In their OA cohort and in mouse models, increased expression of collagen X was linked with an increase in calcification, while greater expression of nucleotide pyrophosphatase phosphodiesterase (NPP1) was associated with decreased calcification.1 Then, through BCP interaction with the extracellular matrix, the LRP6 receptor is phosphorylated in the canonical Wnt pathway, which has been implicated in bone disease, leading to the differentiation of chondrocytes. Dr. Bertrand called it “a vicious cycle.”
“BCP crystals perpetuate the hypertrophic differentiation of chondrocytes,” she said. “The data suggest that OA is characterized by the reactivation of molecular signaling cascades that, at least in part, resemble endochondral ossification.”

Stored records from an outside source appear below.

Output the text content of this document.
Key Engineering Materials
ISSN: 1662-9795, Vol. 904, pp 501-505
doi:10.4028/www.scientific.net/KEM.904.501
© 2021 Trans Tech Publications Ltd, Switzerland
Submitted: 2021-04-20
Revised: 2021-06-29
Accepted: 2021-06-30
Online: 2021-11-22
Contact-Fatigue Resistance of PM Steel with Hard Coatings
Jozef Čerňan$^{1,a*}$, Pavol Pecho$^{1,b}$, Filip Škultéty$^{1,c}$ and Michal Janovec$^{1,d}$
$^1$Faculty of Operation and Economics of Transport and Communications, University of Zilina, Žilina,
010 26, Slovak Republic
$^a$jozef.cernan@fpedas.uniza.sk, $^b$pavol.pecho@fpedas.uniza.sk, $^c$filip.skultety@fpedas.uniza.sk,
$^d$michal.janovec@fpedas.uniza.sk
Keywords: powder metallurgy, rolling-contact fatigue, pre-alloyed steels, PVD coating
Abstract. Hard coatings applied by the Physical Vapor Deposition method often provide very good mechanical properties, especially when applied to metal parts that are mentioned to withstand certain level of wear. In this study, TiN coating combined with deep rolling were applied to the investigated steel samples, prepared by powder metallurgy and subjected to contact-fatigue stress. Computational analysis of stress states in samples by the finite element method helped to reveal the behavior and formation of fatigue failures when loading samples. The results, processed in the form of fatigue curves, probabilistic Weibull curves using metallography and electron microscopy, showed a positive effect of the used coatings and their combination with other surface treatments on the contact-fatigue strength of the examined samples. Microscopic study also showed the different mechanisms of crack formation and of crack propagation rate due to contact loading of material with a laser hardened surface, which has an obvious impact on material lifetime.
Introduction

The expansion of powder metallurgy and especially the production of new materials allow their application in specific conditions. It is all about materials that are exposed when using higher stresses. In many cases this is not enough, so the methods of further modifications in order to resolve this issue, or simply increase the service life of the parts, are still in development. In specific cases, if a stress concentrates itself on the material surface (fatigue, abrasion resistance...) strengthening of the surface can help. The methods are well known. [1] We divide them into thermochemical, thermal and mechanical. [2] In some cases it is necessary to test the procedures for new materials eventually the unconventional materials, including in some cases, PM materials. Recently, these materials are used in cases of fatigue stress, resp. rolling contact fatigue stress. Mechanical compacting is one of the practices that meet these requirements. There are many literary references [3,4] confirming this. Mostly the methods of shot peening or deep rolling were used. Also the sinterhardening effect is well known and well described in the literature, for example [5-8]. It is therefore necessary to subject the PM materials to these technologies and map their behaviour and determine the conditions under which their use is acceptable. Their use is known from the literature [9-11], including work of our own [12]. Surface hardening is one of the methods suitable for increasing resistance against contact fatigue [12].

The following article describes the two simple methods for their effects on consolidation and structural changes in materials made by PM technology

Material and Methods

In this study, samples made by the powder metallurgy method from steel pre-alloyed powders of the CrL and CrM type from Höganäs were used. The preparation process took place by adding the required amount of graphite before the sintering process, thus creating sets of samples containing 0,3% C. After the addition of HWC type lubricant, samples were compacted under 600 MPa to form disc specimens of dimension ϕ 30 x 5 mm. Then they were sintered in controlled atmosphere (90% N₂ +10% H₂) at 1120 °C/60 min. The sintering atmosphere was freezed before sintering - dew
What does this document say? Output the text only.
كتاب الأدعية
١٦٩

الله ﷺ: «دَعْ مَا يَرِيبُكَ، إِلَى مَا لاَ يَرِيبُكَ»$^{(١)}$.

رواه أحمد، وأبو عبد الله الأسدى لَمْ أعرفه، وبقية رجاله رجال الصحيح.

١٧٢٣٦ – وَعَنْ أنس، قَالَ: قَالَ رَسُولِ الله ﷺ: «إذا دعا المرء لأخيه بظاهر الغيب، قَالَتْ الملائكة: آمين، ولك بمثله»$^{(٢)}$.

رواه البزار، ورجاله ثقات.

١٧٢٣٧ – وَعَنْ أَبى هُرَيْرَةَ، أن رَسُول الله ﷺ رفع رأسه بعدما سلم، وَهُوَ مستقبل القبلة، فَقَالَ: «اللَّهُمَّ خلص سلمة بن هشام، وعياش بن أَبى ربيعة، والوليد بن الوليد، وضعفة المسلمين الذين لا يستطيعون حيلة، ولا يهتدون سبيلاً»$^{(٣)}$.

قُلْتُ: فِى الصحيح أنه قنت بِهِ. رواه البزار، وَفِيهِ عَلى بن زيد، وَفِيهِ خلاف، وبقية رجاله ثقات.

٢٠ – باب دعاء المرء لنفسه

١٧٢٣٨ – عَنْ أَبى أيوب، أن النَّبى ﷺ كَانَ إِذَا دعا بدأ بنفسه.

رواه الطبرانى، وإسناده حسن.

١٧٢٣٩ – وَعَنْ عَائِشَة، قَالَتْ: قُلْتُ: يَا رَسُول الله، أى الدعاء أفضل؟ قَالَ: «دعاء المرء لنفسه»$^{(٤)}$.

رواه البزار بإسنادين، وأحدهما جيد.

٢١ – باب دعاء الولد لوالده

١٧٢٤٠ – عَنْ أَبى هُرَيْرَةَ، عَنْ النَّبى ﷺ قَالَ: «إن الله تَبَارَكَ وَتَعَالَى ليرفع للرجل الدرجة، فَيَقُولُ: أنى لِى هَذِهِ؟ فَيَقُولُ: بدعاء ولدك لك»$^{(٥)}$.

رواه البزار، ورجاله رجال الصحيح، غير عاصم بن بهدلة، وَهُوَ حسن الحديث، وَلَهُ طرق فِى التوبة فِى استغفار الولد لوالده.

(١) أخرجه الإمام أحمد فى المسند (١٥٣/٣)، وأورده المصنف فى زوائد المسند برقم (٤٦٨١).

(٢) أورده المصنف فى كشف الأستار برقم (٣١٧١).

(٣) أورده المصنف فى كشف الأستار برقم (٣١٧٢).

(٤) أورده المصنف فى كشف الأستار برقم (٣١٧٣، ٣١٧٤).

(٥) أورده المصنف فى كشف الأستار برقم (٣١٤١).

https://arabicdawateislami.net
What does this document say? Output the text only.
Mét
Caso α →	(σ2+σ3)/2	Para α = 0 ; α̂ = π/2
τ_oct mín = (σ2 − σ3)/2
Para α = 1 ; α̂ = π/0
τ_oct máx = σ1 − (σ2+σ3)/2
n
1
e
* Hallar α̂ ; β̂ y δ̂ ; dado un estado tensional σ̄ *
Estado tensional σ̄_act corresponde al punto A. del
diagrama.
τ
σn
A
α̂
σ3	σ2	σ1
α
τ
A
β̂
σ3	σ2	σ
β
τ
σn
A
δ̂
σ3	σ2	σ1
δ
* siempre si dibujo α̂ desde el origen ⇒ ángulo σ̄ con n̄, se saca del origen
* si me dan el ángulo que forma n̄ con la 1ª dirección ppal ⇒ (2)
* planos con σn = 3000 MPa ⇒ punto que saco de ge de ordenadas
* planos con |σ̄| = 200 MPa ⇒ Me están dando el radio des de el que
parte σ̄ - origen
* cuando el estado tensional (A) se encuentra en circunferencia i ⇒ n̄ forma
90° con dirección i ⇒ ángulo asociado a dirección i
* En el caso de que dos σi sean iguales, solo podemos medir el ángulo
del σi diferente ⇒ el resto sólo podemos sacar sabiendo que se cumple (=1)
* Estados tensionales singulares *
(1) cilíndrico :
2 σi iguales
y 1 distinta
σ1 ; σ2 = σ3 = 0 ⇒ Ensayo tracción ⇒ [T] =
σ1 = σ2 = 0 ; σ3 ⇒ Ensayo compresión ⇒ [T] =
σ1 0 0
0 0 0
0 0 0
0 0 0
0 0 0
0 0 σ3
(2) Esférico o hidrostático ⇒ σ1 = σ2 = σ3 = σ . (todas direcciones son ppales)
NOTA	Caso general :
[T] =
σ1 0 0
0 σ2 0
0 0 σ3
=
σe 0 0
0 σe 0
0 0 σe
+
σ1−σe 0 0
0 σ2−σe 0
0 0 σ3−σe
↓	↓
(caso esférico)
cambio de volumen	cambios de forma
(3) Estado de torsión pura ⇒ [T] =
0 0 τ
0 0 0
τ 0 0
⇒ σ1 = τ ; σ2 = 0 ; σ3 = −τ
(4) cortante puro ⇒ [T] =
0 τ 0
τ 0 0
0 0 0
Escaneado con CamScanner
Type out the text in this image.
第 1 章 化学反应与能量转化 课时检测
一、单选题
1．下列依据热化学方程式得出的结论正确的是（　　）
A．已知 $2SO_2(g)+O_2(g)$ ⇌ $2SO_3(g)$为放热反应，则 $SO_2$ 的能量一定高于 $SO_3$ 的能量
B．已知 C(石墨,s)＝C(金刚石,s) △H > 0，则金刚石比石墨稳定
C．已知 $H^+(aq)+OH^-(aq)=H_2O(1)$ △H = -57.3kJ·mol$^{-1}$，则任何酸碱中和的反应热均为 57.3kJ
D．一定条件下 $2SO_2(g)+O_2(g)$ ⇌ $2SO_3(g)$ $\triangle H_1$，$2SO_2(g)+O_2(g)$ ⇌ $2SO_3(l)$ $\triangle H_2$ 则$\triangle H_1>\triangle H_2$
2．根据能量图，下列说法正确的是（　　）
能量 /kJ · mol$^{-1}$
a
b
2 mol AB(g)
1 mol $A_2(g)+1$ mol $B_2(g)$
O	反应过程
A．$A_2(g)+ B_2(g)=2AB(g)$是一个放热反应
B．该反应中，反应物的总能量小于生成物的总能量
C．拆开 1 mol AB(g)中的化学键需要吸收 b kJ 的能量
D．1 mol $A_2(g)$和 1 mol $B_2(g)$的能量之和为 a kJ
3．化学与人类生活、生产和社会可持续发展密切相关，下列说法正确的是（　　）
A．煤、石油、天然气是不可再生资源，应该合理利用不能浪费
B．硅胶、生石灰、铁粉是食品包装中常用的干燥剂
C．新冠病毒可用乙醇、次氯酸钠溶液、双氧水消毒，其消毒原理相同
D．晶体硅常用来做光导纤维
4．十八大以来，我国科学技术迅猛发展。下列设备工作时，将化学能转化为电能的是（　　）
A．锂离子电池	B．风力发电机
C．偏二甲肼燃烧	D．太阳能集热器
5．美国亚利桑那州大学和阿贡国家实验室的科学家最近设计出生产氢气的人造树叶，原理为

Christelle Darrieutort-Laffite, a PhD student in rheumatology at the University of Nantes in France, said a new analysis of cadaver samples produced somewhat surprising findings on calcific tendinopathy in the rotator cuff that shed light on the nature of the disease, but also raise other questions. This is a common disease, Dr. Darrieutort-Laffite said, but its origin is still mostly unexplained, with the molecular and cellular mechanisms not well identified.2
In the study, researchers collected samples from cadavers and used ultrasound to find calcified tendons. Then they were analyzed with micro computed tomography (CT) to assess how the deposits were distributed. Several types of histological staining were performed.
Researchers found several patterns. In two samples, small calcifications were spread between fibers in the tendons. In two others, larger deposits were encapsulated in fibrous tissue. In another, osseous changes to the tissue were seen in the tendon.